Una de las preguntas que nos hacemos a la hora de elegir una caldera es la duración que tendrá la misma, cambiarla no sólo será una inversión importante también implica un cierto trastorno en nuestra vida.

Por norma general decimos que una caldera tiene una vida útil de unos 10 años, sin embargo, si le damos el cuidado adecuado puede extenderse un poco, a veces hasta llegar a los 15 años sin necesidad de realizar un cambio.

¿Qué  puede influir en la duración de nuestra caldera?

El primer punto que resaltaríamos sería un buen mantenimiento y revisiones periódicas no sólo del funcionamiento de la caldera, también de la instalación de la misma, siempre a cargo de personal cualificado. Recordemos que cumplir con las revisiones no sólo alargará la vida de tu dispositivo, también está requerido por la ley para garantizar la seguridad.

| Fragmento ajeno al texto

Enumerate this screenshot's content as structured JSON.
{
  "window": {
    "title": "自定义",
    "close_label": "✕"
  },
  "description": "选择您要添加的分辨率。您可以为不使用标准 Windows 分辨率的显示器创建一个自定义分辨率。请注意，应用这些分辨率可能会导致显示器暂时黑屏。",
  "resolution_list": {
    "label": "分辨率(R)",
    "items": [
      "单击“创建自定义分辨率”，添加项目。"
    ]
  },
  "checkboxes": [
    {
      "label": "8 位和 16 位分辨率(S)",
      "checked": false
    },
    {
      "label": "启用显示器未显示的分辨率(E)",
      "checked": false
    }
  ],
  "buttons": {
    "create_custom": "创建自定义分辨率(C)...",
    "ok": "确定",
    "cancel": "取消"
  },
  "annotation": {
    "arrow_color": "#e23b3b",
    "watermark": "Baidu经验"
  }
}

Un nivel de agua constante y suficiente que evite el sobrecalentamiento de la caldera.

Un diseño correcto del circuito que nos garantice una presión apropiada del mismo. Cuando hay problemas de presurización en el circuito se generan fugas que tienen como consecuencia que nuestra caldera deba realizar un trabajo extra que nos pasará factura con el tiempo.

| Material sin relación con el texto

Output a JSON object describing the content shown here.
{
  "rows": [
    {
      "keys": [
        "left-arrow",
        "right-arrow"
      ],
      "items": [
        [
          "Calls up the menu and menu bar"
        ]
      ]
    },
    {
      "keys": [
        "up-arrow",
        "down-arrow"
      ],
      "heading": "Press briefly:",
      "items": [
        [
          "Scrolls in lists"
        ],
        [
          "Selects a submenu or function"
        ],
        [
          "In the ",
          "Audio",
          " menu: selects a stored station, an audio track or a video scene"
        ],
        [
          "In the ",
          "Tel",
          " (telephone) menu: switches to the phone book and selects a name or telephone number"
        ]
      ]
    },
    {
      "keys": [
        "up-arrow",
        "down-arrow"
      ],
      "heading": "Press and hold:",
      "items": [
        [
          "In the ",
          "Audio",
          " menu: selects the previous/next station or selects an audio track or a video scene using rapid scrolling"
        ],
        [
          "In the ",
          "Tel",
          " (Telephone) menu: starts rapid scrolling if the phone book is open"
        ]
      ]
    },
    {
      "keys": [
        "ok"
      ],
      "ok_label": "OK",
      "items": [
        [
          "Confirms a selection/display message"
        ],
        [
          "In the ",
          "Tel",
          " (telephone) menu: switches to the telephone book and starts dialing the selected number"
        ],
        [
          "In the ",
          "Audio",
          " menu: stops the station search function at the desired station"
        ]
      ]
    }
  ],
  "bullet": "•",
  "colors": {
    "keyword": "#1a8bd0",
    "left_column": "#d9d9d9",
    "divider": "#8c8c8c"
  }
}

Recordemos que una instalación inicial realizada por un profesional es primordial para garantizarnos un buen funcionamiento de la misma a largo plazo.

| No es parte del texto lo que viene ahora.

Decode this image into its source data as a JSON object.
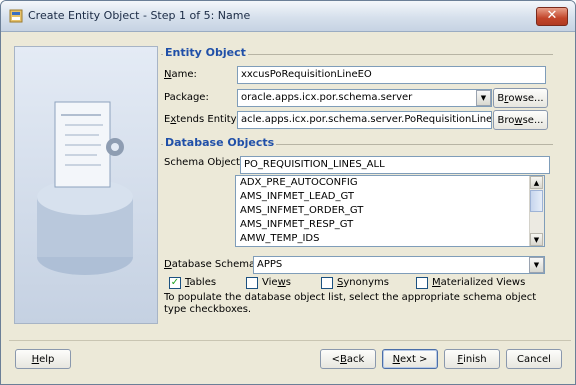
{
  "window": {
    "title": "Create Entity Object - Step 1 of 5: Name",
    "close_glyph": "✕"
  },
  "entity_object": {
    "heading": "Entity Object",
    "name_label": {
      "pre": "",
      "key": "N",
      "post": "ame:"
    },
    "name_value": "xxcusPoRequisitionLineEO",
    "package_label": {
      "pre": "Package:",
      "key": "",
      "post": ""
    },
    "package_value": "oracle.apps.icx.por.schema.server",
    "extends_label": {
      "pre": "E",
      "key": "x",
      "post": "tends Entity:"
    },
    "extends_value": "acle.apps.icx.por.schema.server.PoRequisitionLineEO",
    "browse_label": {
      "pre": "B",
      "key": "r",
      "post": "owse..."
    },
    "browse2_label": {
      "pre": "Bro",
      "key": "w",
      "post": "se..."
    }
  },
  "database_objects": {
    "heading": "Database Objects",
    "schema_object_label": "Schema Object:",
    "schema_object_value": "PO_REQUISITION_LINES_ALL",
    "list_items": [
      "ADX_PRE_AUTOCONFIG",
      "AMS_INFMET_LEAD_GT",
      "AMS_INFMET_ORDER_GT",
      "AMS_INFMET_RESP_GT",
      "AMW_TEMP_IDS"
    ],
    "db_schema_label": {
      "pre": "",
      "key": "D",
      "post": "atabase Schema:"
    },
    "db_schema_value": "APPS",
    "checkboxes": [
      {
        "pre": "",
        "key": "T",
        "post": "ables",
        "checked": true
      },
      {
        "pre": "Vie",
        "key": "w",
        "post": "s",
        "checked": false
      },
      {
        "pre": "",
        "key": "S",
        "post": "ynonyms",
        "checked": false
      },
      {
        "pre": "",
        "key": "M",
        "post": "aterialized Views",
        "checked": false
      }
    ],
    "help_text": "To populate the database object list, select the appropriate schema object type checkboxes."
  },
  "footer": {
    "help": {
      "pre": "",
      "key": "H",
      "post": "elp"
    },
    "back": {
      "pre": "< ",
      "key": "B",
      "post": "ack"
    },
    "next": {
      "pre": "",
      "key": "N",
      "post": "ext >"
    },
    "finish": {
      "pre": "",
      "key": "F",
      "post": "inish"
    },
    "cancel": {
      "pre": "Cancel",
      "key": "",
      "post": ""
    }
  },
  "colors": {
    "group_heading": "#1f4fa8",
    "checkmark": "#21a121",
    "close_button": "#c2452a"
  }
}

Teniendo en cuenta estos puntos, ¿cómo sabemos que es hora de cambiar nuestra caldera?

Podemos guiarnos por una serie de indicadores que nos guíen antes de tomar la decisión de hacer el cambio, nombremos los más importantes:

  • Nuestra caldera tiene más de 10 o 15 años, aunque hemos visto que es un punto flexible a tener en cuenta, si nuestra caldera supera estos años de vida útil, lo normal es que si fallan el resto de los indicadores nuestra mejor solución sea realizar un cambio. Tengamos en cuenta que con los años la tecnología siempre hace mejoras que nos garantizan no sólo mayor seguridad, también un consumo más eficiente.
  • Nuestras averías son cada vez más recurrentes, el mecanismo en general empieza a fallar y probablemente sea más sensato invertir en un aparato nuevo que en las reparaciones constantes que nos vemos obligados a hacer.
  • Uno de los indicadores más obvios es la dificultad para conseguir y mantener la temperatura deseada, este factor suele estar vinculado con un mayor consumo. Recordemos que una calificación energética menor de A está directamente relacionado con un bajo rendimiento.

A la hora de aclarar dudas tu mejor opción es siempre recurrir a un técnico cualificado que pueda garantizarte una revisión adecuada y segura.